[net.lan] ethernet performance

lindberg@chalmers.UUCP (Gunnar Lindberg) (10/15/84)

Recently, there has been much discussion about Ethernet performance,
with several suggestions of where to find the bottleneck(s). However,
I have not seen any description of what REALLY happens inside UNIX
when TCP/IP/Ethernet is used. Therefore I tried the following:

    Hosts:    2 VAX 11/780, running UNIX 4.2 BSD, single user mode.
    Ethernet: 3COM, with standard 4.2 BSD driver. No other activity
	      on the network.

    A program in one host sent 2 Mbytes of data via TCP/IP/Ethernet
    to  a program in the other host. Both UNIX systems were analyzed
    using the kernel profiler (KGMON, GPROF).

From what I've heard before, I expected to find the system spending
lots of time inside the TCP/IP/Ethernet code. However, the systems
were in IDLE most of the time:

    SEND	   % of total time	RECV	     % of total time
    "idle"	40 %			"idle"	  35 %
    ecput	15 %			ecget	  25 %
    in_cksum	 4 %			in_cksum   4 %

The problem is not the amount of TCP/IP code that has to be run,
but merely a question of end-to-end flow control and lack of
parallelism. The scenario is as follows:

    SEND: write(2Mbytes);		    RECV: loop until 2Mbytes
						     read(2Mbytes);

    SEND fills buffers up to max
    size (2Kbytes), and gives
    that to TCP.

	TCP sends data on the net.

					TCP receives data and
					returns an acknowledgement.

					The RECV program is awakened
					with a 2Kbytes buffer.
	
	TCP receives the ack and
	releases SEND buffer space.
	However, since RECV has not	    RECV consumes the data and
	yet consumed the data, SEND	    releases buffer space.
	has to wait for buffer space
	to be released at RECV's host.

					TCP sends window information,
					telling SEND that he may send
					more data.

	TCP receives the window info
	and wakes SEND up.

    SEND fills next 2Kbytes...

			    etc. etc. etc.

Of course, less overhead in the TCP/IP/Ethernet code would lead
to this "SEND/RECV see-saw" toggling faster, resulting in a higher
throughput. However, most of the system's active time is spent in
the 3COM inteface routine, reading and writing memory on the 3COM
board, (ecget/ecput), which is known to be slow. Using a DMA
interface instead should give a better performance.

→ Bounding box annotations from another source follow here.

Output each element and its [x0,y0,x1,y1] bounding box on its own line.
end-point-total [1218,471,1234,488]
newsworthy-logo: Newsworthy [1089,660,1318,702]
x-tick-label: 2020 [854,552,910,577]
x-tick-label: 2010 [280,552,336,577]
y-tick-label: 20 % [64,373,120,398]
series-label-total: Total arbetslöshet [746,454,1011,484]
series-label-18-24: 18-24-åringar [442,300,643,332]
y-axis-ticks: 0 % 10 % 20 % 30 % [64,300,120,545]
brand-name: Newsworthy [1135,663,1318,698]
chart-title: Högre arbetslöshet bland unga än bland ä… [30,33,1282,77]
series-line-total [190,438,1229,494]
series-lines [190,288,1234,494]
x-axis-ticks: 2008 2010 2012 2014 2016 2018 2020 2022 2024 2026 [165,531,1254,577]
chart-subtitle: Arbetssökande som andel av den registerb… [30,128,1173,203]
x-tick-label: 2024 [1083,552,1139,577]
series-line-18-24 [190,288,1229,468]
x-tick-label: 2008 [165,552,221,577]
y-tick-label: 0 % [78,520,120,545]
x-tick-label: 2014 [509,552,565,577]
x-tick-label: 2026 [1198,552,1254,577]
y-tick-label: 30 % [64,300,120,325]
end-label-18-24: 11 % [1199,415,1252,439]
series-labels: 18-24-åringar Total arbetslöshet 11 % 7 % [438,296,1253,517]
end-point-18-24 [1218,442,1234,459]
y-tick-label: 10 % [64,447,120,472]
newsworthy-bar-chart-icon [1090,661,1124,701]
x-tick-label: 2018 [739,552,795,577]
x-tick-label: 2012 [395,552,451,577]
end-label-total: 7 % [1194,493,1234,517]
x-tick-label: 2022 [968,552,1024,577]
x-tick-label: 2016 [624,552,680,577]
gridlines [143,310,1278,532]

Unfortunately, performance will NOT be increased by use of a
dedicated network processor. A typical processor for such a task
would be a Motorola MC68000, which is MUCH slower than a VAX 11/780.
Therefore, unless we can reduce the amount of code that must be run
to implement TCP/IP, a network processor will DECREASE performance.
However, a network processor reduces the host processor's load,
which of course is a good thing, and makes it possible for the host
to consume data in one buffer, concurrently with the network processor
fetching data to the next buffer.

Now finally the question: What can we do?

    1) An increase of "max buffer size" from 2K to 4/8K should
       reduce scheduling overhead etc. This could be implemented
       as an "ioctl" function in TCP, to be used by programs such
       as "rcp" when both nodes are on the same net. I have not
       tried this yet, but I plan to.
    
    2) Design of a new protocol for usage on "reliable" local nets.
       The Ethernet interface performs checksumming and drops all
       erroneous packets, which means that data in a delivered packet
       may be "trusted", i.e. no checksumming needed. Of course, a
       LAN protocol does not need any inter-network code, although
       using IP addresses would be an advantage (makes it simple to
       check "same_net(addr1, addr2)" ).
    
    3) Other suggestions?
       Does anyone know which protocol SUN uses for disc transfers
       (file system data and swapping)?

I am sorry for the length of this letter, but I have not seen any
discussion on UNIX-TCP/IP/Ethernet's internals before. If my
observations were obvious to everybody else, I apologize.

	Gunnar Lindberg
	Department of Computer Science
	Chalmers University of Technology
	S-412 96 Gotherburg
	SWEDEN
	..!mcvax!enea!chalmers!lindberg

honey@down.FUN (code 101) (03/17/85)

Synopsizing kroot's data, and adding a third column:

buffer	  kbytes/sec	writes/sec
1k - 2k	  50 - 100	25 - 100
10	  10 - 20	1k - 2k
1	  .06 - .09	60 - 90

The big surprise is not the shabby throughput with one byte writes, but
the incredible performance with ten byte writes.  This seems suspect.

	Peter

tim@cmu-cs-k.ARPA (Tim Maroney) (03/24/85)

Writing your own protocol depends on the application.  I believe you said
you wanted extremely small packets.  If the size is likely to be four bytes
of data or less, then just send duplicates in every packet.  If it is going
to be more, use a simple checksum from IP.  As for hacking the device
drivers for the network, that shouldn't be hard for any kernel hacker.
-=-
Tim Maroney, Carnegie-Mellon University, Networking
ARPA:	Tim.Maroney@CMU-CS-K	uucp:	seismo!cmu-cs-k!tim
CompuServe:	74176,1360	audio:	shout "Hey, Tim!"